Public Networks – Be Cautious of Malware
Freely available, public networks are a huge asset to the world, and they get plenty of use. One global supplier of software for public networks, Purple Wi-Fi, reports that almost half of us who carry a laptop, tablet, or smart phone, will connect to a public network at least once a week. Not surprisingly, 18% of us will do so more than once a day.
The point is, a lot of people connect to open networks at airports, train stations, restaurants, coffee shops, and numerous other establishments. This of course includes employees who are using company or personal devices that also connect to their corporate networks.
Public Wi-Fi is everywhere. We all use it, but most people are unaware of the risks and fail to take the necessary precautions to protect themselves. Unfortunately, using open Wi-Fi networks are a significant threat. Without adequate safeguards, devices can potentially be infected with malware, and users can have their logon credentials captured.

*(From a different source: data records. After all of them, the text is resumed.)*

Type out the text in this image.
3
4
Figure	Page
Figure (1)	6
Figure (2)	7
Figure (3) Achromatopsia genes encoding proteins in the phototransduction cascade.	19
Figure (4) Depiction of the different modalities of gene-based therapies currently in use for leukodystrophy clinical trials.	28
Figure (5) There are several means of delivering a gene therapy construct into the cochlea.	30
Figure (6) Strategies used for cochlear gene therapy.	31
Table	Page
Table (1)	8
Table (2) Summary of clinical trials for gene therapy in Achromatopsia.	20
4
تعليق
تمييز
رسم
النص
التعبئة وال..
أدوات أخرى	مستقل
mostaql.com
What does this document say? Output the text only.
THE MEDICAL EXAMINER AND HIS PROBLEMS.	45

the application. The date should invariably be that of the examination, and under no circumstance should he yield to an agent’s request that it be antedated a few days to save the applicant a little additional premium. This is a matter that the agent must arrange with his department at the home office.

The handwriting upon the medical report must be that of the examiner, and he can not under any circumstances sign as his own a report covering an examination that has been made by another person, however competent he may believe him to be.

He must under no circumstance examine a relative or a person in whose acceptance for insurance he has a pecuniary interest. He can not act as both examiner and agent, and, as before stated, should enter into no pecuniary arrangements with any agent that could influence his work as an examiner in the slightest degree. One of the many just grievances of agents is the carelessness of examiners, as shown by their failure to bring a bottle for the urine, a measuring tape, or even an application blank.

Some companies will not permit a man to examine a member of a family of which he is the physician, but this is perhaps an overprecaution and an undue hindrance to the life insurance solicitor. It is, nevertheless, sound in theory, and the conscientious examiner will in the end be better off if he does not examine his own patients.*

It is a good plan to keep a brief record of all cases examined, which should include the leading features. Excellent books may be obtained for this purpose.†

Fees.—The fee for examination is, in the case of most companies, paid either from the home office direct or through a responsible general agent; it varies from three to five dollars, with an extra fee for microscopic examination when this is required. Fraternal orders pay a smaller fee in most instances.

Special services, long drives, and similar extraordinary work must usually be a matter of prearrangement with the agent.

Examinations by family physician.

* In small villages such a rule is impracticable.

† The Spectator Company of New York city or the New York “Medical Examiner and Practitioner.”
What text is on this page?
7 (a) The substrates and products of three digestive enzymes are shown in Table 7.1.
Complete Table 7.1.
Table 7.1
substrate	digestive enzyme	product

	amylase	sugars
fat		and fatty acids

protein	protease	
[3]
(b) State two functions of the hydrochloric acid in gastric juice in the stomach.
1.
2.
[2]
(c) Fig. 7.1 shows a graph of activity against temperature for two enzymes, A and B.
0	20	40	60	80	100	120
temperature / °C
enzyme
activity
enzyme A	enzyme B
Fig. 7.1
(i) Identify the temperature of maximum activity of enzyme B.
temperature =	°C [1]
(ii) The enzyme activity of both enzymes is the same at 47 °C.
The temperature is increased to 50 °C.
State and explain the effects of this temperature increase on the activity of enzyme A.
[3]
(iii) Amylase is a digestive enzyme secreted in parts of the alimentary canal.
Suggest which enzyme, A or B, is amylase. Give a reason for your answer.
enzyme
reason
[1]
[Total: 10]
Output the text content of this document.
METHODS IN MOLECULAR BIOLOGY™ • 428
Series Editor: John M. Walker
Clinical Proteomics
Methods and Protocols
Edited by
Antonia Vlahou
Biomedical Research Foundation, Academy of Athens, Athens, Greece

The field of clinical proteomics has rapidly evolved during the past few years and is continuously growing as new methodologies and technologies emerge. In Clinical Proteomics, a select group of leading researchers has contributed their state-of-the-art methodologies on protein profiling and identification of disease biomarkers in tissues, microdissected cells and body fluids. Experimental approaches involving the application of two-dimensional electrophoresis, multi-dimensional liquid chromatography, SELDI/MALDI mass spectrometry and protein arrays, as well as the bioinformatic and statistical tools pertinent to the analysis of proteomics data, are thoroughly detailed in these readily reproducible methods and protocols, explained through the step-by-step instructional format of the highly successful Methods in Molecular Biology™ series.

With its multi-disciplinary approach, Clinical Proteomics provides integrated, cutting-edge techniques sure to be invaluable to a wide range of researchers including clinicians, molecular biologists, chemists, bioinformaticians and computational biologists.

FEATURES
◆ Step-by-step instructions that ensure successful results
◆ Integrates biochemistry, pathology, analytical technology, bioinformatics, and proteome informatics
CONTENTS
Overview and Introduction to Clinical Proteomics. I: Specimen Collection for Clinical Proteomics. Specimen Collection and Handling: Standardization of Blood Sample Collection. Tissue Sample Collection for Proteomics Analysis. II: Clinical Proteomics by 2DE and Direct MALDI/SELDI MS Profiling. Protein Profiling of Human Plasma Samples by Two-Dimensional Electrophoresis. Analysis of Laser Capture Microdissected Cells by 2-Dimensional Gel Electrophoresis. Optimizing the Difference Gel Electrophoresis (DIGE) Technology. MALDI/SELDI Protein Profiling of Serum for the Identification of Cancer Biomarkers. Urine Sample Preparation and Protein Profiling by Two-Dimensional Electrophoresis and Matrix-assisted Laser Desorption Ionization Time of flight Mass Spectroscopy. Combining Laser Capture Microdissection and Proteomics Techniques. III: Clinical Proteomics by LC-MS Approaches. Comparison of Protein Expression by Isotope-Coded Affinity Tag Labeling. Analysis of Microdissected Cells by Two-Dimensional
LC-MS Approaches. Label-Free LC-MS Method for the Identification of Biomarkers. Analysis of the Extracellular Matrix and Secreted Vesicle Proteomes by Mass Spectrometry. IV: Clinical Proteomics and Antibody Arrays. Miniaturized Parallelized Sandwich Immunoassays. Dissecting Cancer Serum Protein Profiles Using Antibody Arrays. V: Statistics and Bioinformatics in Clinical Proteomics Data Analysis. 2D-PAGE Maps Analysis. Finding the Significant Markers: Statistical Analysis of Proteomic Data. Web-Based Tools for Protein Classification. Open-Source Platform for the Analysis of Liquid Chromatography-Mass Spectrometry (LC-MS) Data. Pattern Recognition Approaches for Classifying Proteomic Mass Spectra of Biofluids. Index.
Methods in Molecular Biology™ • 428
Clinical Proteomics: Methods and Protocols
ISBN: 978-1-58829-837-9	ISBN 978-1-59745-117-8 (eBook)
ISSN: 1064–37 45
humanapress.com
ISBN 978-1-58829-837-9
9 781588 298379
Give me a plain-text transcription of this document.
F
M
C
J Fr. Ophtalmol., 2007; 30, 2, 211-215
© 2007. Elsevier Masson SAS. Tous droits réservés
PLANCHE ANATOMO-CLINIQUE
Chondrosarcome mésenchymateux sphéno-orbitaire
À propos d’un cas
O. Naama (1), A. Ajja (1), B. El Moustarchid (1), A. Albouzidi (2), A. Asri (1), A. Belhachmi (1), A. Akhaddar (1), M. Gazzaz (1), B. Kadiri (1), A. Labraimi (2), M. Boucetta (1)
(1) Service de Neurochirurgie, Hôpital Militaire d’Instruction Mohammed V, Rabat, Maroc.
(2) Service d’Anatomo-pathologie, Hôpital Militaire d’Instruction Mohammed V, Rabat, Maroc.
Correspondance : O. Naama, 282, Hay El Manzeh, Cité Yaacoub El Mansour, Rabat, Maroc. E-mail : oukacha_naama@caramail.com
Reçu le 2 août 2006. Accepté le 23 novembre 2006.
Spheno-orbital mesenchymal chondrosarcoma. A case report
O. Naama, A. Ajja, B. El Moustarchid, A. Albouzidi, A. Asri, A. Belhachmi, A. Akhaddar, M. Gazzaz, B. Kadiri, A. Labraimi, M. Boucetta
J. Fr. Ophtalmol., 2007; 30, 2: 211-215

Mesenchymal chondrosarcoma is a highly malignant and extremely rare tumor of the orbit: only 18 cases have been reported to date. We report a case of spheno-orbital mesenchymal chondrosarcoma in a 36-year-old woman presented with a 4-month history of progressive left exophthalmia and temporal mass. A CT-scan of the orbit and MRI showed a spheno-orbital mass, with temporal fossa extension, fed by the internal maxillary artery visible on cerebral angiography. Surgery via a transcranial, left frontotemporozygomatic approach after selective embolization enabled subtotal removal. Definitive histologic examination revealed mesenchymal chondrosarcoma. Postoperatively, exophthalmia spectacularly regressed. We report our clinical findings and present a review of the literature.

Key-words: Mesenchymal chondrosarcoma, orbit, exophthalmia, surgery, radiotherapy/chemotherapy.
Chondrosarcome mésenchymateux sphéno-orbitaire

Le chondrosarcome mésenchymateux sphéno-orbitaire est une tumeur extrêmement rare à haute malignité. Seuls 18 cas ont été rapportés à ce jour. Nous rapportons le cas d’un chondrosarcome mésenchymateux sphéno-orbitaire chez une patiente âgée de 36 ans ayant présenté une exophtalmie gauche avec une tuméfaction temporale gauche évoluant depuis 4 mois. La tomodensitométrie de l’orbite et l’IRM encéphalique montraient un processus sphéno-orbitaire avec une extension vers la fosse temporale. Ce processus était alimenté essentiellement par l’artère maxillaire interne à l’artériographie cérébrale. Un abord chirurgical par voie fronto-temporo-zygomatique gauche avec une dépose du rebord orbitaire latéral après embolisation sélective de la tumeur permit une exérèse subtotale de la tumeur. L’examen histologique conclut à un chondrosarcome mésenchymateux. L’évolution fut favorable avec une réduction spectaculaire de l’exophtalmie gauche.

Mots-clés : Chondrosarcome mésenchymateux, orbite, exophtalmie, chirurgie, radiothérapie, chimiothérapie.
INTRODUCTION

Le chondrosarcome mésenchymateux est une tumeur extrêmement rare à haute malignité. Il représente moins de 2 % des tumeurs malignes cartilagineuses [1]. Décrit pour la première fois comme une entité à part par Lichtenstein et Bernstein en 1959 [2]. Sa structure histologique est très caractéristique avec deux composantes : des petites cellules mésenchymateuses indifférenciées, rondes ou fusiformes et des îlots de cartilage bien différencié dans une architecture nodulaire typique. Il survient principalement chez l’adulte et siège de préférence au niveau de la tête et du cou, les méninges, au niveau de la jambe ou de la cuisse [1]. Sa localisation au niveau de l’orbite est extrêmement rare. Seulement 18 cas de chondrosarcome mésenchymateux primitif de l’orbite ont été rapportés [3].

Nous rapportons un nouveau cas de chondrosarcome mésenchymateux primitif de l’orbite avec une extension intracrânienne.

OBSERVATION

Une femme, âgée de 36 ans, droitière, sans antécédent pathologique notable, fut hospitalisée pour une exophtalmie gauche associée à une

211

With readily available software, it only takes a few seconds for a criminal to open their laptop and setup a public network. They can name the network virtually anything they want—making it look very legitimate. It’s really easy for the average user to fall prey to connecting to a network labeled something like “Houston Airport Public Wi-Fi”. But once connected, cyber thieves can capture everything the user does, and can easily compromise their device with malicious code.
But even connecting to authentic public networks is a risk. Because all traffic on an open network is unencrypted, anyone with the right software can capture everything that traverses the network, including user names and passwords. The software to do so is freely available, and setting it up is often as simple as adding a browser plugin.
Another risk is malware infection. An infected device can potentially spread the disease to other laptops, tablets, or phones on the network. Malicious code spread in this manner can potentially capture your logon credentials, and even give an attacker access to your complete device, including your camera, microphone, files, and photos.
Users can help protect themselves when connecting to a public network by installing a VPN and making sure they specify the network as public. Unfortunately, too many people fail to take these precautions, leaving themselves, their devices, and their companies vulnerable to malware infection.
While public networks are a wonderful way to stay connected, they impact security at every corporation, further increasing the need to detect advanced malware.